Black seed oil can be purchased in capsule form or as an oil. It’s made from a flowering plant that grows in southern Europe, the Middle East and southwest Asia.

It’s sometimes applied topically for skin conditions such a psoriasis, eczema or acne, as well as being used for other health conditions.

“Yet there are very few studies of its effects,” Veltkamp said. “And those are almost entirely studies done on animals.”

One of the few human studies done on black seed oil has related to skin conditions. The study showed some benefits for acne in some participants.

For other conditions—diabetes, obesity, or liver and kidney conditions, for example—benefits were minimal or non-existent, according to the U.S. National Library of Medicine National Institutes of Health.

Larger studies would be necessary to reach reliable conclusions about any benefits, Veltkamp said.

Black seed oil may reduce blood pressure, so individuals with naturally low blood pressure should avoid it.

Black seed oil does provide some essential vitamins and minerals.
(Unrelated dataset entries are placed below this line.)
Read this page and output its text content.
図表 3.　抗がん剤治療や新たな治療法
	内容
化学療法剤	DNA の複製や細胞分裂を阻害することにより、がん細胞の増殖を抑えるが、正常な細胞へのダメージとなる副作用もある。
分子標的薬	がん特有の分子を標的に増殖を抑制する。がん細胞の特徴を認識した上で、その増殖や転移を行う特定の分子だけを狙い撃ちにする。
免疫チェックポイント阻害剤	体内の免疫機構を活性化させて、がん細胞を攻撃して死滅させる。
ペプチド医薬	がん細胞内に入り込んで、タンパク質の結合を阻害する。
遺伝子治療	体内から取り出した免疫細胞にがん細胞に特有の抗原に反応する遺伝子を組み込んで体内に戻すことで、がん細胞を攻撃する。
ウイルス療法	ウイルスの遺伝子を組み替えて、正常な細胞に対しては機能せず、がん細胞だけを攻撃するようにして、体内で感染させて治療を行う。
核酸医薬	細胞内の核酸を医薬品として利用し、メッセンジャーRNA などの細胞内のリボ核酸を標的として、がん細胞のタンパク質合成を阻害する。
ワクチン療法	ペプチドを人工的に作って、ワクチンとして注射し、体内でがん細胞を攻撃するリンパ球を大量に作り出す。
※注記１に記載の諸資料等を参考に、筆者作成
At 45 calories per teaspoon of the oil, it contains calcium, iron, zinc, copper, thiamin, niacin, phosphorous and folic acid.

The better choice if you’re looking for a daily supplement? Take vitamin D3.

“Especially in Michigan winters, we don’t have enough sunshine or spend enough time outdoors to get as much D3 as we need,” Veltkamp said. “We need D3 to keep our immune systems strong. A healthy diet and vitamin D3 are your best options.”